The adverse impact of bullying and harassment should never be underestimated as it can be stress inducing and debilitating for the victims and harmful for the perpetrator’s moral development too.

One young girl, who came to me for help, was ‘suspected by other girls of being a lesbian’. She was not, but the thought that she might be was enough for them to target, torment and harm her. Homophobia being the order of the day.

This young female was subsequently tripped up and pushed forward down a flight of stairs in her school. This same group of girls had, on a prior occasion, beaten her up in the changing rooms.

A teacher intervening was obliged to barricade herself and the girl into a room for their safety, later describing the incident as the ‘gang baying for the girl’s blood’.

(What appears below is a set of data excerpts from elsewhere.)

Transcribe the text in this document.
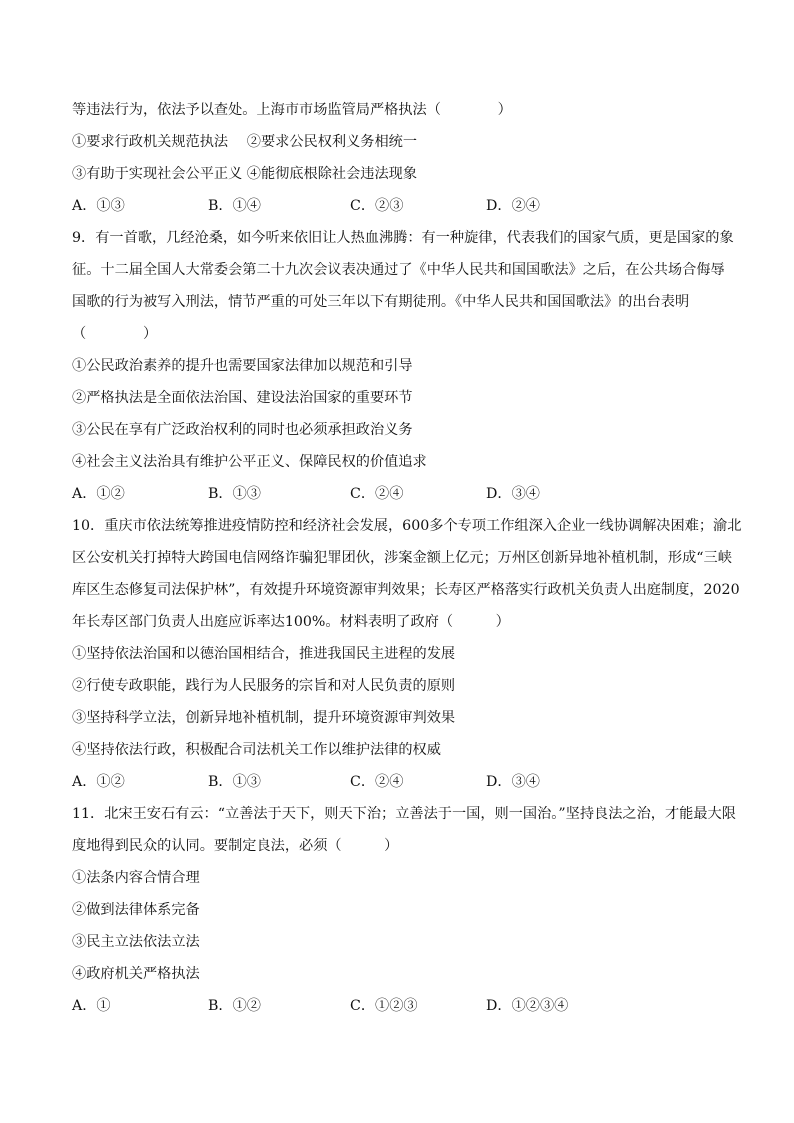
等违法行为，依法予以查处。上海市市场监管局严格执法（　　　　）
①要求行政机关规范执法　 ②要求公民权利义务相统一
③有助于实现社会公平正义 ④能彻底根除社会违法现象
A．①③	B．①④	C．②③	D．②④
9．有一首歌，几经沧桑，如今听来依旧让人热血沸腾：有一种旋律，代表我们的国家气质，更是国家的象
征。十二届全国人大常委会第二十九次会议表决通过了《中华人民共和国国歌法》之后，在公共场合侮辱
国歌的行为被写入刑法，情节严重的可处三年以下有期徒刑。《中华人民共和国国歌法》的出台表明
（　　　　）
①公民政治素养的提升也需要国家法律加以规范和引导
②严格执法是全面依法治国、建设法治国家的重要环节
③公民在享有广泛政治权利的同时也必须承担政治义务
④社会主义法治具有维护公平正义、保障民权的价值追求
A．①②	B．①③	C．②④	D．③④
10．重庆市依法统筹推进疫情防控和经济社会发展，600多个专项工作组深入企业一线协调解决困难；渝北
区公安机关打掉特大跨国电信网络诈骗犯罪团伙，涉案金额上亿元；万州区创新异地补植机制，形成“三峡
库区生态修复司法保护林”，有效提升环境资源审判效果；长寿区严格落实行政机关负责人出庭制度，2020
年长寿区部门负责人出庭应诉率达100%。材料表明了政府（　　　）
①坚持依法治国和以德治国相结合，推进我国民主进程的发展
②行使专政职能，践行为人民服务的宗旨和对人民负责的原则
③坚持科学立法，创新异地补植机制，提升环境资源审判效果
④坚持依法行政，积极配合司法机关工作以维护法律的权威
A．①②	B．①③	C．②④	D．③④
11．北宋王安石有云：“立善法于天下，则天下治；立善法于一国，则一国治。”坚持良法之治，才能最大限
度地得到民众的认同。要制定良法，必须（　　　）
①法条内容合情合理
②做到法律体系完备
③民主立法依法立法
④政府机关严格执法
A．①	B．①②	C．①②③	D．①②③④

The school concerned had in operation a CCTV system covering both areas of the attacks but when I drew attention to the bullying and homophobia and raised complaint at this particular school I found that the CCTV recordings of the incidents had disappeared.

This transpiring in breach of data protection laws, and safeguarding duties and requirements. A campaign of cover up ensued at every level.

Very often we are finding that the children and young people being bullied and harassed in general, are at times unwilling to speaking up. When they do speak up, many beg their parents/carers not to intervene, explaining that from their experience intervention only makes things worse’ for them. They prefer instead ‘to deal with it’ themselves’.

Sadly, it is only after months of them trying to do so, (often unsuccessfully), that they revert back to their parents/carers and at its worse point, families in desperation contact us to help and intervene.

I have, had children as young as seven and upwards, who have cried in torment telling me that they can no longer cope with the bullying they have been enduring and want to die, others who have come to our attention, have, out of despair enacted on this desire, taking steps to try to die by suicide. Sadly, there are cases in the UK, in which bullying has been the causation of child deaths.

A shocking outcome for some victims of bullying is that they, as victims, are the ones who are obliged to relocate to another educational provision for their safety due to some schools failings to resolve the bullying.

Whilst we in Equalities and Human Rights are minded that schools in Sheffield are making great strides in anti-bullying, it is fact that bullying in schools remains a pressing concern and more needs to be done in respect of all bullying.

We need to make every school in the UK not only a bully-free zone by intent but completely bully-free through the eradication of bullying in all its forms.